I have been in a photo studio (of sorts) with friends and I had the grandest of times. The idea was everyone takes pictures of everyone else. Now I don’t know what you like doing with your Sundays, but I can absolutely recommend that basic recipe/theme party/extravaganza – in case you’re bored and have the keys to an old empty industrial building of some sort.
Result? Results! Though we explicitly didn’t do it for the results. But things turned out surprisingly well, really. It wasn’t all killer of course, but I really love some of them. I am a bit proud about that, though it feels weird to write that. Happy! Happy is nice and noncommittal (but actually: proud).

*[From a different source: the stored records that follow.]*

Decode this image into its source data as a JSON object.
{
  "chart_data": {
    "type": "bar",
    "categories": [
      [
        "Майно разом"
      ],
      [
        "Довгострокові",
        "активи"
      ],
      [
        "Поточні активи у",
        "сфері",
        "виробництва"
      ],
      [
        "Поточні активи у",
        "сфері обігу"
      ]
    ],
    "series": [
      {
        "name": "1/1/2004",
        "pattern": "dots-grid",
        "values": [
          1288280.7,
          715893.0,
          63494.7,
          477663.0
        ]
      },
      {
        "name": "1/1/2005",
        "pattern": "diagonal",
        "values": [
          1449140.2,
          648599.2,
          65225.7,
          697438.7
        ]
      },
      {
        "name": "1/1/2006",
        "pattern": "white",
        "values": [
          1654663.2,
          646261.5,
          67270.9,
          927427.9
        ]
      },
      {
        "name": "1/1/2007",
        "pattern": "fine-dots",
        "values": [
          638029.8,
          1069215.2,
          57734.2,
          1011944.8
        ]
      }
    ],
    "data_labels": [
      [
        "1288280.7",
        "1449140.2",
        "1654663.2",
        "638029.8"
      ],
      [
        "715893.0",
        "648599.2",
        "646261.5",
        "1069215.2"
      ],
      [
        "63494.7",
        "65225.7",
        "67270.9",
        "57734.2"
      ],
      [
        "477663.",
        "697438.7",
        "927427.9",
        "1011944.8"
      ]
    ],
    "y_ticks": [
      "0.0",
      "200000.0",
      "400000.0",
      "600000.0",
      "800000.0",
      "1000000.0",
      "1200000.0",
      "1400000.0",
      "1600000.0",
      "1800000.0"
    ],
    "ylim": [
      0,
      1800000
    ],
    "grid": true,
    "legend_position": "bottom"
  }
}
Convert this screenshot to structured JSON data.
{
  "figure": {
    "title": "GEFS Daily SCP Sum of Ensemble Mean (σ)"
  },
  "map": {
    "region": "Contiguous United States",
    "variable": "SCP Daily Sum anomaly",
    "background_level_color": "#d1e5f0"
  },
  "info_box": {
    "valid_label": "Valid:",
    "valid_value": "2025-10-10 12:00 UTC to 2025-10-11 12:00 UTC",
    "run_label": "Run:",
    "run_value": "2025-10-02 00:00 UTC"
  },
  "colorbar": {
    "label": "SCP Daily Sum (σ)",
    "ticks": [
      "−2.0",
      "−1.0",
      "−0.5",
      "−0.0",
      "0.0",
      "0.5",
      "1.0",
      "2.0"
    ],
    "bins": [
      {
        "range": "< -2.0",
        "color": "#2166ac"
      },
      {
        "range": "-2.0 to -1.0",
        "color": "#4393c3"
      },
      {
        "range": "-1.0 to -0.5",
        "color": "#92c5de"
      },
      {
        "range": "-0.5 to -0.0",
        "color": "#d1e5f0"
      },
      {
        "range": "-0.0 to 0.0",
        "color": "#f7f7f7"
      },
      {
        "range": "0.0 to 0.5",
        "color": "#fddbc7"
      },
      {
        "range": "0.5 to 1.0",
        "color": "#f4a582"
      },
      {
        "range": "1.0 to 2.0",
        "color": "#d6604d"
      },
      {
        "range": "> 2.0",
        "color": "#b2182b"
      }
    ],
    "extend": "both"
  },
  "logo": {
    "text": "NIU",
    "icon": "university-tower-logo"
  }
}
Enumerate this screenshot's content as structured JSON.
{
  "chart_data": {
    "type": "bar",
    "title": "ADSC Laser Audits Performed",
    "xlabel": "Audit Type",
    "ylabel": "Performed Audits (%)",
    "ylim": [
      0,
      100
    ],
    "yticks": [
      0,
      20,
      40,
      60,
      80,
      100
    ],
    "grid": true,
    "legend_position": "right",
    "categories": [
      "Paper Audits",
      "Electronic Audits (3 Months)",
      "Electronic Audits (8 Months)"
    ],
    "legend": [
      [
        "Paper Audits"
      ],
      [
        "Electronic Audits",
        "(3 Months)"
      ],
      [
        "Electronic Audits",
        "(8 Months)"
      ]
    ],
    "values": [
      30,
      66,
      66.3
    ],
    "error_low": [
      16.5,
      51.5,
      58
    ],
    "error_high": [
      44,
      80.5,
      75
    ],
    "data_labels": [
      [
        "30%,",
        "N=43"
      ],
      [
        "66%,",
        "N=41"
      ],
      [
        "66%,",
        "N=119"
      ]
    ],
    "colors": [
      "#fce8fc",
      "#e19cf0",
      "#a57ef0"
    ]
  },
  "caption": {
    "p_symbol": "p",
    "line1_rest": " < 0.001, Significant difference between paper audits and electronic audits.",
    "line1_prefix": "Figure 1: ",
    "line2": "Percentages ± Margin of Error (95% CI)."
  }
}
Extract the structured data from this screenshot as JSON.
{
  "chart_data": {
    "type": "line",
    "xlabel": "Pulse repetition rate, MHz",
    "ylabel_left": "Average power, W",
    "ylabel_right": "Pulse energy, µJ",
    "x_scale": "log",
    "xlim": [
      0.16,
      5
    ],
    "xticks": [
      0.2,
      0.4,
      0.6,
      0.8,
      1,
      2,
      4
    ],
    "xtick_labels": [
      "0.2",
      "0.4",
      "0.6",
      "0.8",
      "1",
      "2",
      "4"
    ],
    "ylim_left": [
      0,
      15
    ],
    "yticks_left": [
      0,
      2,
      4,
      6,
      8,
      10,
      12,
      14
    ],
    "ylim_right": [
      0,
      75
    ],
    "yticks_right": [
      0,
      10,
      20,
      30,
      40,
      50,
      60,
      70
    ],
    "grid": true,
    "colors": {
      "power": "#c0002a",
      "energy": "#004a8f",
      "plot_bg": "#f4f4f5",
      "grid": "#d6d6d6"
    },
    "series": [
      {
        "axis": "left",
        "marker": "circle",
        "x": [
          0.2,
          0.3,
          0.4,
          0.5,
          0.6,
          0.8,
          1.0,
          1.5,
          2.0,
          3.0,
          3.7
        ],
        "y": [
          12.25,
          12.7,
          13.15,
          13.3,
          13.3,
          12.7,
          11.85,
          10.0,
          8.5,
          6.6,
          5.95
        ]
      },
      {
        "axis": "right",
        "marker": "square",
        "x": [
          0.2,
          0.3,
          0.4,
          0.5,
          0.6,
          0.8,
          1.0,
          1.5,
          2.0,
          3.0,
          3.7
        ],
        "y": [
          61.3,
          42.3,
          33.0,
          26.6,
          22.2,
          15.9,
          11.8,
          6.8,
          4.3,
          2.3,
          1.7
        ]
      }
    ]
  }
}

(shared with permission obviously)
It’s unclear to me how much of these pictures is really my work, and how much is the model (and location, to a degree). Intuitively I’d say it’s 99% model, with some lighting help from the universe. But for the ones taken of me I’d tend to say it’s 99% photographer – now that can’t both be true, so I guess my only headway on that question is that my intuition is fucked.
Here’s some my friend took of me, that I just find magnificent:
And I learned things! I took too many cameras and too little film. Also I somehow immediately forgot everything I had planned to try out (except one double exposure thing which I completely fucked up by doing a triple exposure by accident – ahem). Think I’ll actually have to make a list next time. And give most things more than one shot.
It’s sometimes a bit overstated, I think, how difficult to use these old cameras are. Most of the ones I have would be the professional press photographer’s choice in their respective era. They are somewhat weird by modern standards but, for example, 1932 (the year my Rolleiflex at the bottom of the previous picture was made) wasn’t exactly the beginning of photography. A lot of thought went into the ergonomics of these machines. What I’m saying is – each one of these alone is actually pretty comfortable and easy to use.
The problems do start, however, when you have four of them and they’re all different and you have to switch between them somewhat rapidly. I didn’t make huge mistakes per se, but it does take a lot of mental energy that should probably be spent elsewhere (model instructions maybe? who needs that…).
The fact that I can’t see any results while shooting also doesn’t help much. I did try and think about what I’m doing and why – but there’s only so much you can visualize in your head when you’ve never shot pictures of nude people before. I like how things turned out, but I wished I would’ve known a bit more about how they’ll turn out at the time of shooting. Did some series that went absolutely nowhere, which I did not suspect at the time. I hope I can pre-visualize it all a bit better next time.
Things move a bit faster with humans than with, say, trees. Even with amazingly well-meaning and patient humans like in this case. That’s not so super surprising but it’s still a bit challenging in the moment. Because the moment is gone – did you get the shot – I don’t know – should we go back – I… don’t know – well let’s try this – etc.
Also: auto-focus would be really helpful sometimes. Auto-exposure I think I can live without in these studio conditions – I had the exposure dialed in at the beginning and then just left it at that and hoped for the best. The best, it turns out, was that I had the Contax set up to a slight overexposure, the Rolleiflex to severe underexposure, but the 1920 Kodak was spot on!
I did display other signs of professionalism, like not really communicating what I wanted – mostly because I didn’t know what I wanted but also because I was somewhat occupied in my fight with old machinery and nervousness. And there were too many cameras and too little mild drugs to help with either problem. I opened the back of the Contax half-way through rewinding which destroyed a couple of shots. The good ones, of course – the slightly awkward first ten survived intact.
Though I do think one always has to leave a bit of space for the universe to add things – I just do that with small gaps in competency and/or concentration. That works pretty well so far. It’s a “60% of the time it works all the time” kind of deal.
Anyway, I hope I’ll have the chance to be doing this again. It felt very much like learning something totally new.